A Refreshing Take on Identity

Yesterday, I had the great pleasure of attending the Azure Capital Partners CEO day in Mountain View. There were a lot of great discussions over the course of the event. However, one stood out in particular for me; a Yik Yak discussion on identity.

For those of you who don't spend much time in the social media space, Yik Yak is an application that has spread across Universities in the past couple of years like wildfire. The app allows people to communicate with members of their community who are nearby. But in a differentiated manner from other tools that offer social communications, Yik Yak built anonymity into the core offering. And for them, anonymity has worked. They've had extremely successful adoption across the university landscape, kept their conversations mostly positive and humorous, and successfully built a war chest from seasoned investors including Sequoia.

But Yik Yak's early success isn't what made the conversation so interesting to me. It was that their founders, Tyler Droll and Bruce Buffington, had a unique and refreshing take on identity.

Over the course of a 45-minute long fireside, Bruce and Tyler explained how Yik Yak emerged. They articulated a product that was designed to give everyone equal voice - and regardless of how you approached it, identity almost always impacted who had the most voice. On Facebook, your personal brand impacted how you expressed yourself and what you'd be willing to say. On Twitter, there was always the additional challenge of a unidirectional broadcast. Until you depersonalized the speaker, you couldn't equalize the contribution.
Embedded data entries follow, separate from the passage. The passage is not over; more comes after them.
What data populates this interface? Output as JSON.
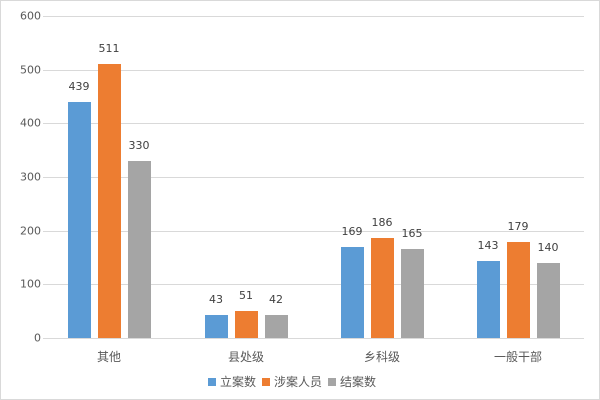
{
  "chart_data": {
    "type": "bar",
    "title": "",
    "xlabel": "",
    "ylabel": "",
    "ylim": [
      0,
      600
    ],
    "yticks": [
      0,
      100,
      200,
      300,
      400,
      500,
      600
    ],
    "grid": true,
    "legend_position": "bottom",
    "categories": [
      "其他",
      "县处级",
      "乡科级",
      "一般干部"
    ],
    "series": [
      {
        "name": "立案数",
        "color": "#5b9bd5",
        "values": [
          439,
          43,
          169,
          143
        ]
      },
      {
        "name": "涉案人员",
        "color": "#ed7d31",
        "values": [
          511,
          51,
          186,
          179
        ]
      },
      {
        "name": "结案数",
        "color": "#a5a5a5",
        "values": [
          330,
          42,
          165,
          140
        ]
      }
    ]
  },
  "yaxis": {
    "ticks": [
      "0",
      "100",
      "200",
      "300",
      "400",
      "500",
      "600"
    ]
  },
  "xaxis": {
    "labels": [
      "其他",
      "县处级",
      "乡科级",
      "一般干部"
    ]
  },
  "legend": {
    "items": [
      "立案数",
      "涉案人员",
      "结案数"
    ]
  },
  "labels": {
    "s0": [
      "439",
      "43",
      "169",
      "143"
    ],
    "s1": [
      "511",
      "51",
      "186",
      "179"
    ],
    "s2": [
      "330",
      "42",
      "165",
      "140"
    ]
  }
}
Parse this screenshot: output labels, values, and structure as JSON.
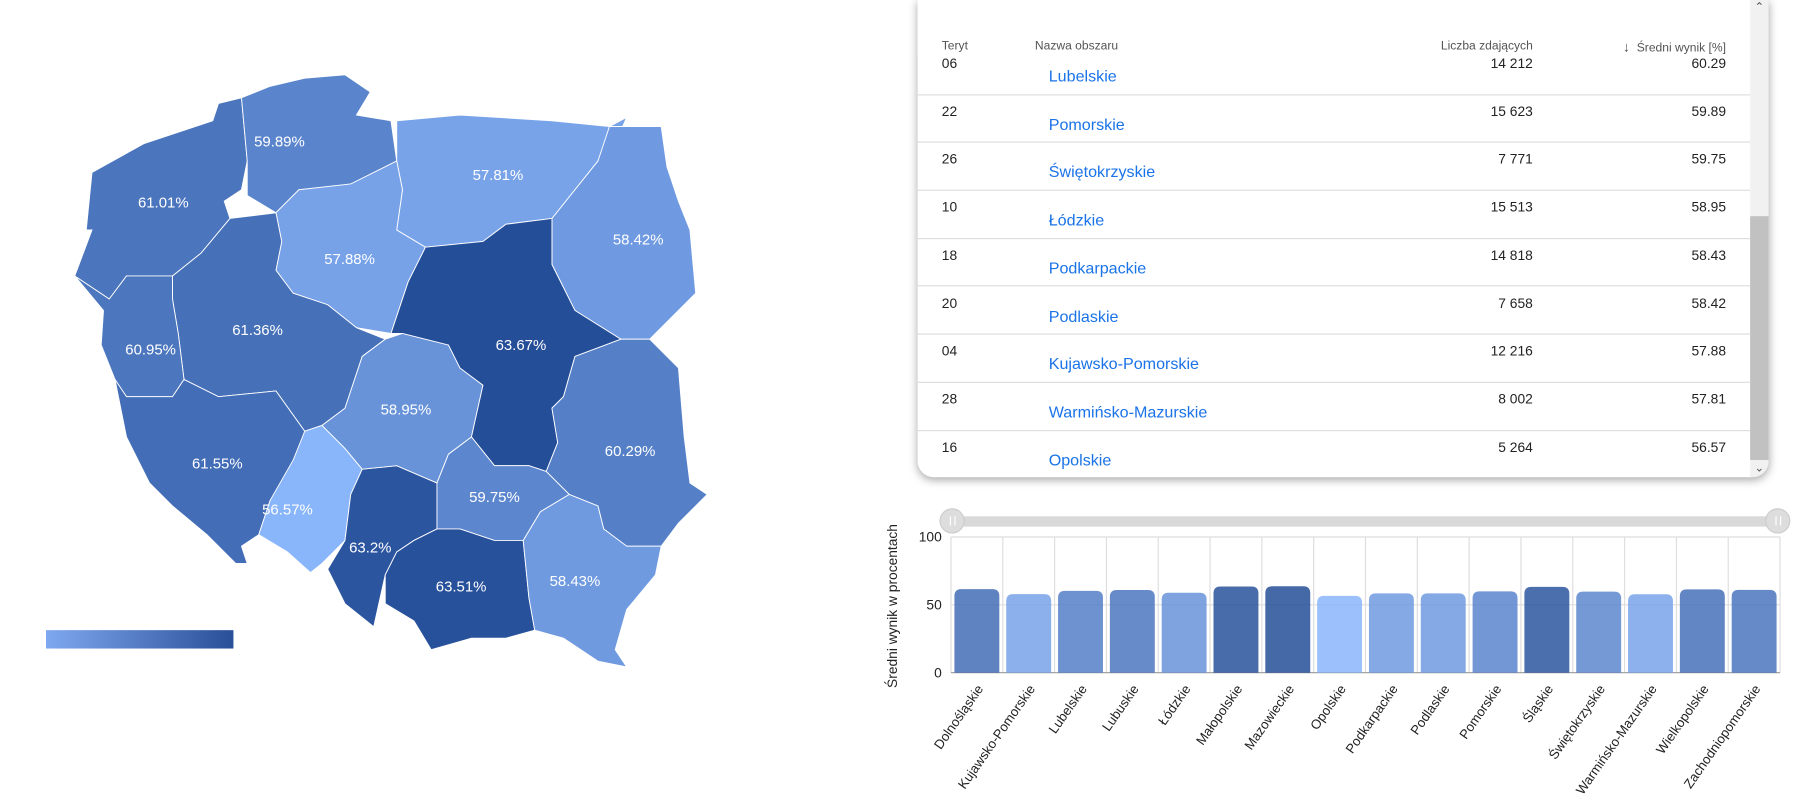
{
  "map": {
    "regions": [
      {
        "id": "zachodniopomorskie",
        "label": "61.01%",
        "value": 61.01
      },
      {
        "id": "pomorskie",
        "label": "59.89%",
        "value": 59.89
      },
      {
        "id": "warminsko-mazurskie",
        "label": "57.81%",
        "value": 57.81
      },
      {
        "id": "podlaskie",
        "label": "58.42%",
        "value": 58.42
      },
      {
        "id": "kujawsko-pomorskie",
        "label": "57.88%",
        "value": 57.88
      },
      {
        "id": "wielkopolskie",
        "label": "61.36%",
        "value": 61.36
      },
      {
        "id": "lubuskie",
        "label": "60.95%",
        "value": 60.95
      },
      {
        "id": "dolnoslaskie",
        "label": "61.55%",
        "value": 61.55
      },
      {
        "id": "opolskie",
        "label": "56.57%",
        "value": 56.57
      },
      {
        "id": "slaskie",
        "label": "63.2%",
        "value": 63.2
      },
      {
        "id": "lodzkie",
        "label": "58.95%",
        "value": 58.95
      },
      {
        "id": "mazowieckie",
        "label": "63.67%",
        "value": 63.67
      },
      {
        "id": "lubelskie",
        "label": "60.29%",
        "value": 60.29
      },
      {
        "id": "swietokrzyskie",
        "label": "59.75%",
        "value": 59.75
      },
      {
        "id": "malopolskie",
        "label": "63.51%",
        "value": 63.51
      },
      {
        "id": "podkarpackie",
        "label": "58.43%",
        "value": 58.43
      }
    ],
    "color_min": "#8ab6fb",
    "color_max": "#254e98"
  },
  "table": {
    "headers": {
      "teryt": "Teryt",
      "name": "Nazwa obszaru",
      "count": "Liczba zdających",
      "score": "Średni wynik [%]"
    },
    "rows": [
      {
        "teryt": "06",
        "name": "Lubelskie",
        "count": "14 212",
        "score": "60.29"
      },
      {
        "teryt": "22",
        "name": "Pomorskie",
        "count": "15 623",
        "score": "59.89"
      },
      {
        "teryt": "26",
        "name": "Świętokrzyskie",
        "count": "7 771",
        "score": "59.75"
      },
      {
        "teryt": "10",
        "name": "Łódzkie",
        "count": "15 513",
        "score": "58.95"
      },
      {
        "teryt": "18",
        "name": "Podkarpackie",
        "count": "14 818",
        "score": "58.43"
      },
      {
        "teryt": "20",
        "name": "Podlaskie",
        "count": "7 658",
        "score": "58.42"
      },
      {
        "teryt": "04",
        "name": "Kujawsko-Pomorskie",
        "count": "12 216",
        "score": "57.88"
      },
      {
        "teryt": "28",
        "name": "Warmińsko-Mazurskie",
        "count": "8 002",
        "score": "57.81"
      },
      {
        "teryt": "16",
        "name": "Opolskie",
        "count": "5 264",
        "score": "56.57"
      }
    ]
  },
  "chart_data": {
    "type": "bar",
    "ylabel": "Średni wynik w procentach",
    "xlabel": "",
    "ylim": [
      0,
      100
    ],
    "yticks": [
      "0",
      "50",
      "100"
    ],
    "grid": true,
    "categories": [
      "Dolnośląskie",
      "Kujawsko-Pomorskie",
      "Lubelskie",
      "Lubuskie",
      "Łódzkie",
      "Małopolskie",
      "Mazowieckie",
      "Opolskie",
      "Podkarpackie",
      "Podlaskie",
      "Pomorskie",
      "Śląskie",
      "Świętokrzyskie",
      "Warmińsko-Mazurskie",
      "Wielkopolskie",
      "Zachodniopomorskie"
    ],
    "values": [
      61.55,
      57.88,
      60.29,
      60.95,
      58.95,
      63.51,
      63.67,
      56.57,
      58.43,
      58.42,
      59.89,
      63.2,
      59.75,
      57.81,
      61.36,
      61.01
    ]
  }
}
Until yesterday, I hadn't thought of the positive attributes of anonymity when it comes to conversation. Frankly, I've always seen apps that leverage anonymity instead of pseudonyms as foolish. Anonymity, in my mind, always had too high a risk of falling victim to misbehavior.

But now the wheels are turning. I actually believe that in a lot of situations, anonymity could be critical to empowering people to participate. With the right community management systems, values, and cultural norms, some powerful tools might emerge.